Marchés d'actions

La Bourse japonaise bondit malgré un PIB décevant

Après un début d'année difficile, le Nikkei a clôturé mardi en hausse de 3,13%. La Banque du Japon a prolongé ses facilités de prêts bancaires après la croissance décevante du quatrième trimestre.
Shinzo Abe
Bloomberg, Shinzo Abe, le Premier ministre japonais, au Parlement de Tokyo

Bien que les chiffres de la croissance publiés lundi 17 février se soient révélés décevants, la Bourse japonaise a engrangé plusieurs séances consécutives de hausse. Mardi, elle a notamment clôturé sur un gain de 3,13 %, à 14.843,24 points. Face au ralentissement de la croissance, les espoirs des investisseurs de voir la Banque du Japon (BoJ) augmenter son soutien à l’économie se sont en effet matérialisés, puisque la banque centrale a annoncé le 18 février l’extension de plusieurs programmes destinés à faciliter les prêts bancaires.
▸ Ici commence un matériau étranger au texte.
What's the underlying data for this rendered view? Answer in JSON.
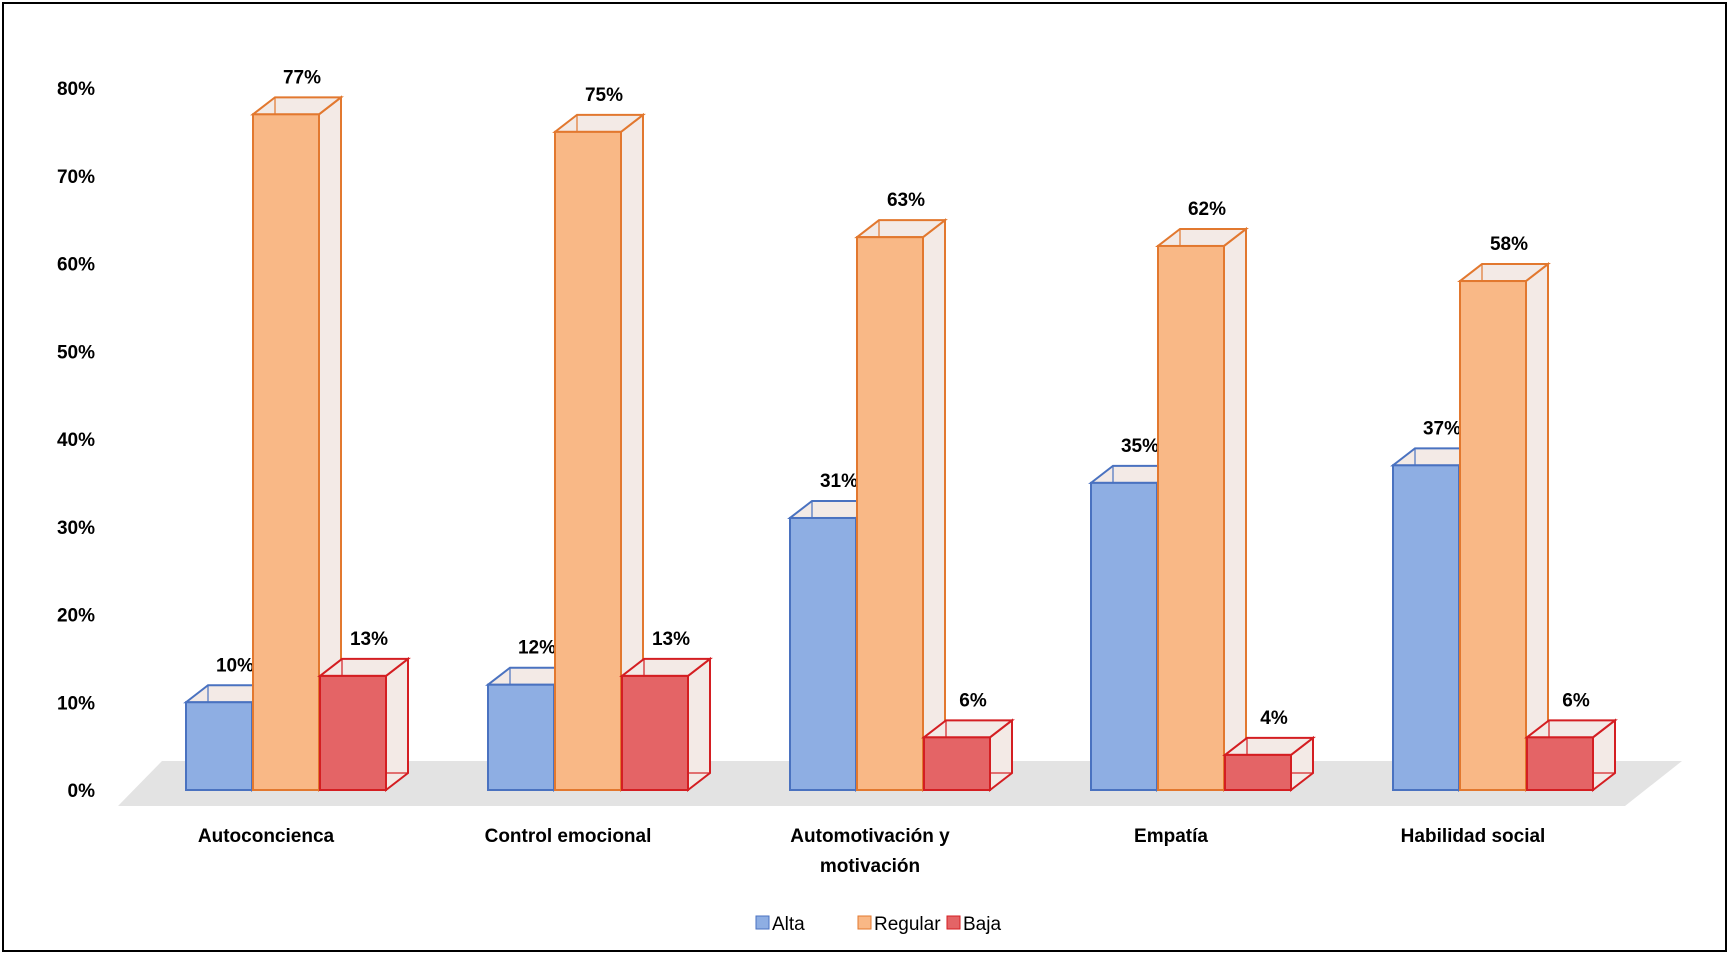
{
  "chart_data": {
    "type": "bar",
    "style": "3d-clustered-column",
    "categories": [
      "Autoconcienca",
      "Control emocional",
      "Automotivación y motivación",
      "Empatía",
      "Habilidad social"
    ],
    "category_lines": [
      [
        "Autoconcienca"
      ],
      [
        "Control emocional"
      ],
      [
        "Automotivación y",
        "motivación"
      ],
      [
        "Empatía"
      ],
      [
        "Habilidad social"
      ]
    ],
    "series": [
      {
        "name": "Alta",
        "values": [
          10,
          12,
          31,
          35,
          37
        ],
        "labels": [
          "10%",
          "12%",
          "31%",
          "35%",
          "37%"
        ],
        "color": "#8eaee3",
        "edge": "#4a72c0"
      },
      {
        "name": "Regular",
        "values": [
          77,
          75,
          63,
          62,
          58
        ],
        "labels": [
          "77%",
          "75%",
          "63%",
          "62%",
          "58%"
        ],
        "color": "#f9b886",
        "edge": "#e2782f"
      },
      {
        "name": "Baja",
        "values": [
          13,
          13,
          6,
          4,
          6
        ],
        "labels": [
          "13%",
          "13%",
          "6%",
          "4%",
          "6%"
        ],
        "color": "#e46466",
        "edge": "#d41e22"
      }
    ],
    "ylim": [
      0,
      80
    ],
    "yticks": [
      "0%",
      "10%",
      "20%",
      "30%",
      "40%",
      "50%",
      "60%",
      "70%",
      "80%"
    ],
    "legend_position": "bottom",
    "grid": false
  }
}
Ce rebond du Nikkei intervient après un début d’année compliqué. Si les turbulences liées aux inquiétudes sur la santé des économies émergentes ont affecté toutes les grandes places boursières, Tokyo a enregistré les plus fortes pertes en janvier, avec un plongeon de 8,45 %. L’aversion pour le risque a en effet engendré une nette réappréciation du yen face au dollar, ce qui a fortement pesé sur les nombreuses valeurs exportatrices qui composent le Nikkei.

Croissance de 0,3 % au quatrième trimestre

Ressortie nettement inférieure aux attentes du consensus, qui tablait sur une croissance de 0,7 % au quatrième trimestre 2013, la progression de 0,3 % du PIB publiée lundi a conduit la BoJ à prolonger d’un an ses trois programmes de facilité de prêts au secteur bancaire. Les enveloppes de deux d’entre eux ont par ailleurs été doublées. La BoJ a également maintenue en l’état son programme de quantitative easing (« assouplissement quantitatif ») annoncé en avril 2013, qui vise à doper la croissance et faire remonter l’inflation à 2 % d’ici 2015 via des achats d'actifs annuels de 60.000 à 70.000 milliards de yens (425-500 milliards d'euros).

Ces annonces ont profité aux valeurs bancaires et conduit le yen à se déprécier sur le marché des changes, à environ 102,45 yens pour un dollar ce mardi. Après avoir touché le 2 janvier son plus bas niveau face à la monnaie américaine depuis octobre 2008 (105,44 yens pour un dollar), le yen avait vivement rebondi pour engranger jusqu’à 4,6 % face au billet vert début février (100,76 yens pour un dollar).

Potentiel de hausse de 50%

Malgré la volatilité constatée en ce début d’année, la plupart des experts demeurent positifs quant aux perspectives offertes par les marchés boursiers japonais. Après un très bon millésime 2013, qui s’est soldé par une envolée de 56,7% du Nikkei, les spécialistes d’Union Bancaire Privée estiment en effet que la place de Tokyo conserve un potentiel de hausse de 40% à 50% à moyen terme. Le marché japonais devrait ainsi être « soutenu par une amélioration des fondamentaux et par les réformes du Premier Ministre japonais Shinzo Abe », explique Cédric Le Berre, Multi-Management & Fund Research chez UBP. Le secrétaire général du gouvernement, Yoshihide Suga, a notamment déclaré, dimanche 16 février, que le gouvernement demeure déterminé à réduire le taux d'imposition des sociétés afin d'accroître la compétitivité des entreprises nippones. Afin d’amortir les effets de la hausse de la TVA qui interviendra en avril, le gouvernement japonais a par ailleurs annoncé en décembre qu’il prépare un nouveau plan de relance d’environ 18.000 milliards de yens (134 milliards d'euros).

Cet environnement monétaire et budgétaire favorable a conduit Fidelity à maintenir sa surpondération sur le marché d’action japonais au détriment des marchés européens en février. Selon les spécialistes de Pictet AM, la place de Tokyo devrait enfin bénéficier du changement de comportement des investisseurs domestiques. « Alors qu’une approche d’allocations d’actifs extrêmement hostile au risque était parfaitement appropriée durant les interminables années de déflation, elle ne se justifie plus dans un environnement en passe de devenir inflationniste », expliquent-ils.